La Coordination Rurale (CR) perçoit comme « une provocation » l'annonce hier à Bruxelles par la Commission européenne d'une aide de 500 millions d'euros pour répondre « aux difficultés abyssales des agriculteurs européens ». Ce n'est qu' « un pansement sur une jambe de bois et ne répondent en rien aux besoins des producteurs pour éviter la faillite ». « Il convient de garder en mémoire que l'enveloppe débloquée pour la seule crise des concombres était de 210 millions d'euros pour mesurer le mépris des eurocrates et des ministres à l'égard de leurs agriculteurs ». « Une profonde réforme de la Pac est urgente afin qu'elle remplisse à nouveau ses objectifs initiaux, à savoir garantir la sécurité alimentaire de l'Union européenne et la stabilité des prix et des marchés, à un coût modéré pour les citoyens et assurant des revenus décents aux agriculteurs », explique la CR.

 

JA (Jeunes Agriculteurs) a opté pour l'humour pour tirer le bilan de la journée d'hier. « Alors que les organisations agricoles européennes ont passé au peigne fin toutes les rues du quartier des instances européennes, elles n'ont pas trouvé l'once d'une idée, d'une proposition ou d'un semblant de considération de la part du commissaire » européen à l'Agriculture Phil Hogan, resté « introuvable ». Son programme : négociations avec la Chine, le Japon et la Colombie pour supprimer les barrières à l'exportation des produits agricoles, recours au stockage privé ou l'extension du paquet lait aux autres secteurs : « On se sent mieux tout d'un coup. Mais ce n'est pas tout, il nous a aussi laissé un chèque de 40 € par exploitation. » Fin de la plaisanterie. « Le Commissaire s'est moqué de nous. Son aveuglement ultralibéral face à la crise est inacceptable. Nous sommes venus réclamer des mesures structurelles pour le long terme : des mesures européennes pour anticiper et gérer les crises, des mesures pour sécuriser les revenus des jeunes agriculteurs. Personne ne nous a entendus. »

 

Plus directement, Xavier Beulin, président de la FNSEA, reprochait hier à la Commission de ne « rien » proposer, et à la Pac de ne « rien » offrir. Il réclamait une réouverture « même partielle » du marché russe, un soutien des prix et des marchés par des mesures sur le prix d'intervention, les restitutions et l'exportation sur les pays tiers.
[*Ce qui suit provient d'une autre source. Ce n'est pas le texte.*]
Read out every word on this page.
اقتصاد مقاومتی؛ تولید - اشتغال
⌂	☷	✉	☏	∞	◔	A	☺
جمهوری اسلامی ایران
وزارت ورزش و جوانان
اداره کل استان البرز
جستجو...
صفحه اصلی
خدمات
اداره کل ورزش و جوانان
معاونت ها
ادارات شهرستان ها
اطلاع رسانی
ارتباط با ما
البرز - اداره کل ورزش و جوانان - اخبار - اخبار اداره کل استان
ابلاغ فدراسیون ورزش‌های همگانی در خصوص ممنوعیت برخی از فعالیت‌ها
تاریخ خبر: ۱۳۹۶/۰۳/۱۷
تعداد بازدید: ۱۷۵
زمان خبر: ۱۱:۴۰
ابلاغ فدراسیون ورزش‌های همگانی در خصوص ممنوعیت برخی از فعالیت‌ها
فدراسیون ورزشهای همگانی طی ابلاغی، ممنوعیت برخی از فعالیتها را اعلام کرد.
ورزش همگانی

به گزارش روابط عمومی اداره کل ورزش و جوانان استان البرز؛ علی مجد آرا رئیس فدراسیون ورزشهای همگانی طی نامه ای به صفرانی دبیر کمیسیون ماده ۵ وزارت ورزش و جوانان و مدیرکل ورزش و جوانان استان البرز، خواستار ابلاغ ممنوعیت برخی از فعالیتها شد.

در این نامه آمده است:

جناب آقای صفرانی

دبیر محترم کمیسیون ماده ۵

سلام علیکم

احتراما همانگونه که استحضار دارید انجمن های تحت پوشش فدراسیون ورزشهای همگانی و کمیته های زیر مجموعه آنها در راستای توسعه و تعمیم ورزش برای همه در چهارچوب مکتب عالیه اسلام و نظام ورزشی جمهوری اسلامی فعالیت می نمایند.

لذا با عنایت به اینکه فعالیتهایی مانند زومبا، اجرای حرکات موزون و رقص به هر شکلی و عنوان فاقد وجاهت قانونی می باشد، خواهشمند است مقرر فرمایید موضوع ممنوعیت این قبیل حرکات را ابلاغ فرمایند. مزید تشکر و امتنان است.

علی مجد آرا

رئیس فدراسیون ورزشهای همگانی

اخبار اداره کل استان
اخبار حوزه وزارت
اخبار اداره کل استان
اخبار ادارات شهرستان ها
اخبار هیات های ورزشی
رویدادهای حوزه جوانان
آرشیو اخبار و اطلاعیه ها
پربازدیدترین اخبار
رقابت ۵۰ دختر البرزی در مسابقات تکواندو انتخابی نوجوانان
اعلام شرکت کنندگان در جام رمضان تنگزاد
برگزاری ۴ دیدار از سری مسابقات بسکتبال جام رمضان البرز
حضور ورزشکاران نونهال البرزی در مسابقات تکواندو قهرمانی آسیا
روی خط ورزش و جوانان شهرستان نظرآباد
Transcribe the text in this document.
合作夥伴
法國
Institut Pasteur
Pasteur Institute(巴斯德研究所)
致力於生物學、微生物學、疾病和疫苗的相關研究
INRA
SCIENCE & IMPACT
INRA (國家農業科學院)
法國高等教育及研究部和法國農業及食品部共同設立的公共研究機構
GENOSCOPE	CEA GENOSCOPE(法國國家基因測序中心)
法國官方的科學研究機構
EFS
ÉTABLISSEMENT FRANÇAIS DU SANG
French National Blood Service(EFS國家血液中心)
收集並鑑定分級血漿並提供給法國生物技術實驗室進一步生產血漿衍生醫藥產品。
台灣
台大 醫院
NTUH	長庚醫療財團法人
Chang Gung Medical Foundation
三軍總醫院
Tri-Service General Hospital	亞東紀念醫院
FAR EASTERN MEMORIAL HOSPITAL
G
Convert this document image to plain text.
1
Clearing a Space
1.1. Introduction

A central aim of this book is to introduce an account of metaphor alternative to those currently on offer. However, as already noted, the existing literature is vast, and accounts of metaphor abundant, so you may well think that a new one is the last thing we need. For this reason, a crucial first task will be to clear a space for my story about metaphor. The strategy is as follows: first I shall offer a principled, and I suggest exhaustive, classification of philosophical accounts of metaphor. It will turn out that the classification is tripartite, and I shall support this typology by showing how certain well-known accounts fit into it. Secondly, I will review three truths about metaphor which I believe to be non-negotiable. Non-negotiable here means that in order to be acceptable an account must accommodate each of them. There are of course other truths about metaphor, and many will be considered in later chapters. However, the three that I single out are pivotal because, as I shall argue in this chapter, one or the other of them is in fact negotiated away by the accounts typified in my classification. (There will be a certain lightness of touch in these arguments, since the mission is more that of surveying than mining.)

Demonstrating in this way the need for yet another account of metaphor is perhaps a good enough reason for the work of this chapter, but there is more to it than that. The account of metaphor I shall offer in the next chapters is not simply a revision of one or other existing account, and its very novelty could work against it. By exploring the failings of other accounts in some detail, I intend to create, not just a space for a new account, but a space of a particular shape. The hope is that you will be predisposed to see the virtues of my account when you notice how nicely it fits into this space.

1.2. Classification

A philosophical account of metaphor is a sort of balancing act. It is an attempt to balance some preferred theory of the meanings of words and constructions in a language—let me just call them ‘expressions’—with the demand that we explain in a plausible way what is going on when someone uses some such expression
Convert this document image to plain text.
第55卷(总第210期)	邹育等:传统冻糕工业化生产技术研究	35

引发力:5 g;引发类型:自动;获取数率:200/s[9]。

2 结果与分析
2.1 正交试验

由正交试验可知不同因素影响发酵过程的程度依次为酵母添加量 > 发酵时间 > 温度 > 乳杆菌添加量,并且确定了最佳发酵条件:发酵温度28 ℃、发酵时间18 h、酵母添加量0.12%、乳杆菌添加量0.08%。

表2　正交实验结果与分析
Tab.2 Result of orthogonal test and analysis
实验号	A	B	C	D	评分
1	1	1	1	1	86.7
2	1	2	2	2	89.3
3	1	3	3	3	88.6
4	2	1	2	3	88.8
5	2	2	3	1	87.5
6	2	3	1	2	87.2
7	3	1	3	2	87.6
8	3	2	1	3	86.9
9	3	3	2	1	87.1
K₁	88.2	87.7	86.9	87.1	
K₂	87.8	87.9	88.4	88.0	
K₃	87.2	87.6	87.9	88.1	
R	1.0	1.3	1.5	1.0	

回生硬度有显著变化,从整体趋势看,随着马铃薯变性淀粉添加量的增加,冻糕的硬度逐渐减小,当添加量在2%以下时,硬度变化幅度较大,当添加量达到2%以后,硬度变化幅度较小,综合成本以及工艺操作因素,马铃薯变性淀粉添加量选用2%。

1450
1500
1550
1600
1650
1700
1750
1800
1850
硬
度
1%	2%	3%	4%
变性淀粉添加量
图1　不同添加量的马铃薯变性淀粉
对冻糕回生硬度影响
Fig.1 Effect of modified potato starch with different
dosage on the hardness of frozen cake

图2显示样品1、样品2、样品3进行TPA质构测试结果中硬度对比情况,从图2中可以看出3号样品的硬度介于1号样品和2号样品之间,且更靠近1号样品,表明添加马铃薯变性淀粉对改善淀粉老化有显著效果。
Il réclamait également un étiquetage sur l'origine des aliments, et de ne pas tout lâcher dans les négociations sur le TTIP avec les Américains.

 

La FNCL (Fédération nationale des coopératives laitière) « déplore une aide d'urgence insuffisante et sans effet sur les marchés ». Elle reproche à la Commission de rester « sourde [à la crise] en proposant des mesures inadéquates ». Ainsi, relever les seuils d'intervention « aurait eu un effet stabilisateur sur les marchés et aurait donc engendré une répercussion positive sur le prix du lait payé aux producteurs (ce qui n'est pas le cas du stockage privé, plutôt apparenté à une facilité de gestion pour les opérateurs). » La FNCL rappelle « l'urgence de réformes de fond à l'échelle européenne, pour que les crises soient à l'avenir mieux anticipées et gérées ». 

 

Son de cloche plus modéré du côté du Copa-Cogeca, qui accueille positivement les mesures d'aides supplémentaires annoncées par la Commission, tout en les estimant encore « insuffisantes », en particulier en ce qui concerne les mesures d'aide à l'exportation, de soutien aux marchés ou d'adaptation à la volatilité.

 


Les commentaires de nos abonnés (1)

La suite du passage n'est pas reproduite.